I’m hoping you (and your readers) can help me with a potentially delicate situation.
I am a graduate student at a major research university. There is a senior professor in my department who has made unwanted sexual advances toward me. I try to limit the amount of time I interact with him and make sure I am very professional when I do see him. I was recently assigned to be his T.A. for the upcoming fall term and need some advice on how to gently and delicately get reassigned. Although many people in the department know of his behavior, my advisor and other professors have been unsupportive. He is well-respected and influential in the field and I need to be careful in how I handle this situation.
Can you offer any advice?
I’ve seen this situation before. Grad Student is justified in not wanting to work with this professor. As I read the letter, Grad Student’s number one goal is to get out of the T.A. assignment, and larger issues like justice and fairness are less of a concern for hir now. Because so much depends on so many different variables, I’m hoping that my readers will add lots of helpful advice and different ways to think about the problem. Unfortunately, I can understand all too well how problems like this professor get ignored/minimized/and/or passed down the line, which is why Grad Student reports that “[a]lthough many people in the department know of his behavior, my advisor and other professors have been unsupportive.” Ugh. (Yet not surprising!)
My first two suggestions have to do with protecting yourself legally and preparing yourself for taking any formal action. You may decide that that’s not the route you want to travel, but you should start here:
- RTFM (Or, Read The Friggin’ Manual): Get your hands on copies of the Faculty and Staff Manuals and on the Student Handbook, or whatever set of rules and responsibilities you’ll need to know in order to pursue an action formally. (Most unis post these on-line now, so it shouldn’t be difficult.) Forearmed is forearmed–they have harbored a sexual harasser for years, so the faculty at your uni are probably masters of denial and ignorance about actual policies and procedures.

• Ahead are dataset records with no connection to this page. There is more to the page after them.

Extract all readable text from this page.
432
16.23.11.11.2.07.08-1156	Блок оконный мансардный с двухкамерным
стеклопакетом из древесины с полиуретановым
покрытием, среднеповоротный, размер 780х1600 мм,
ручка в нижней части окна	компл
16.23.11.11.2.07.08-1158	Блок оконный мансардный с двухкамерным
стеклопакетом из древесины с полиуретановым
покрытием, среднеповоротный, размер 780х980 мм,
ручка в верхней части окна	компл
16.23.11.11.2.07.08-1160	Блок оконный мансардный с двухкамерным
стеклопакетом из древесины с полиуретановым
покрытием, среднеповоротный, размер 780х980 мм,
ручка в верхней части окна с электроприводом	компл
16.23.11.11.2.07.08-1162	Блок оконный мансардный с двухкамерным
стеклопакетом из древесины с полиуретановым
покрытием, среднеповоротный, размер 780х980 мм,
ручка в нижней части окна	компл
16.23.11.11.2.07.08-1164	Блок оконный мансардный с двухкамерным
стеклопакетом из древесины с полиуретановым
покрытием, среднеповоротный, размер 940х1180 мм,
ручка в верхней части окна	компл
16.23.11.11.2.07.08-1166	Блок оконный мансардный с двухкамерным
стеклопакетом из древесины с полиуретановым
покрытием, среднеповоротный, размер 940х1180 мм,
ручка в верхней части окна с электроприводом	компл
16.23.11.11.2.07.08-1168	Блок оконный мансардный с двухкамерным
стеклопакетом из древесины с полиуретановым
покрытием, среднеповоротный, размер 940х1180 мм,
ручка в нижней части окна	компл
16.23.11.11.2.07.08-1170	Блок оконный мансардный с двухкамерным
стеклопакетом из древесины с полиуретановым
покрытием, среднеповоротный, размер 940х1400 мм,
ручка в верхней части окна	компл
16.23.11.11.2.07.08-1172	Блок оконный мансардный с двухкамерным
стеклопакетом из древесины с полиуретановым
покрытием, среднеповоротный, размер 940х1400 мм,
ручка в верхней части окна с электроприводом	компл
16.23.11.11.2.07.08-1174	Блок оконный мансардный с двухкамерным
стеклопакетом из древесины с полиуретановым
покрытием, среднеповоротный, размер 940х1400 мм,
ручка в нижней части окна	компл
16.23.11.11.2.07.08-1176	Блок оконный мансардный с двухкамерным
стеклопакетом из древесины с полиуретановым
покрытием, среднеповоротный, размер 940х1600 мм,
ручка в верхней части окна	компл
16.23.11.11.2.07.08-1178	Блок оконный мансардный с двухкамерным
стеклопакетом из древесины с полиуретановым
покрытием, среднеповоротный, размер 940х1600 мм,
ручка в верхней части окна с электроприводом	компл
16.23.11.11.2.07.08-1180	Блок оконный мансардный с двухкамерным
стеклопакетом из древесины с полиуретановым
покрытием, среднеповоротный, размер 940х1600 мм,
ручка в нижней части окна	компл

This will sadly probably include your department Chair, so read up and be ready to brief them if you need to.
- Document, document, document: If you haven’t done this already, create a document in which you record all of the troubling interactions you’ve had with this professor, and be as specific as you possibly can. (Include dates, times, places, exactly what happened, and all witnesses, if there were any.)
My next two suggestions are specifically for getting out of an unwanted T.A. assignment. Depending on the people you work with, they might be of varying usefulness:
- Consult your Graduate Studies Chair: Depending on his or her level of awareness and responsiveness and responsibility for the T.A. schedule, this might work. You’ll have to decide what level of candor you want to reveal to the GSC. Remember, your goal is first to get out of one T.A. assignment. This might work even better if you first
- See if you can get a friendly faculty member on your side: is there someone else who’d like you to be hir T.A.? Again, only you can decide how much you want to reveal, but your request to switch T.A. assignments might be easier to accomplish if you’ve already got a cooperative faculty member lined up.
- Consult your Department Chair: Again, only you can decide how much you want to reveal, and this will depend on your sense of the responsiveness of the Chair. If the Chair decides on the T.A. schedule, you may need to start here first. If you decide that you want to pursue this professor formally according to the policies and procedures you’ve found in the Faculty Manual and Student Handbook, you’ll almost certainly need to consult the department Chair at some point. You’ll need to come to the meeting with your document incidents of harassment, and you should also make it clear to the Chair what you’re looking for from hir and what you’re going to do after your meeting.
Remember: a plan almost always beats no plan. Think about your goals, and be prepared. I will warn you that pursuing complaints formally is very difficult. It’s always easy and relatively painless to drive away a grad student or an untenured faculty member who complains about a tenured faculty member–even if, or especially if ze’s already notorious. As I have learned through painful experience, academics are specialists at denial, evasion, and deflection. It is very difficult to make people do the righteous thing when they have so many incentives just to ignore you and merely hope that the problem (or you) go away.
Readers: what do you think? What have you learned (through observation or experience) in your career?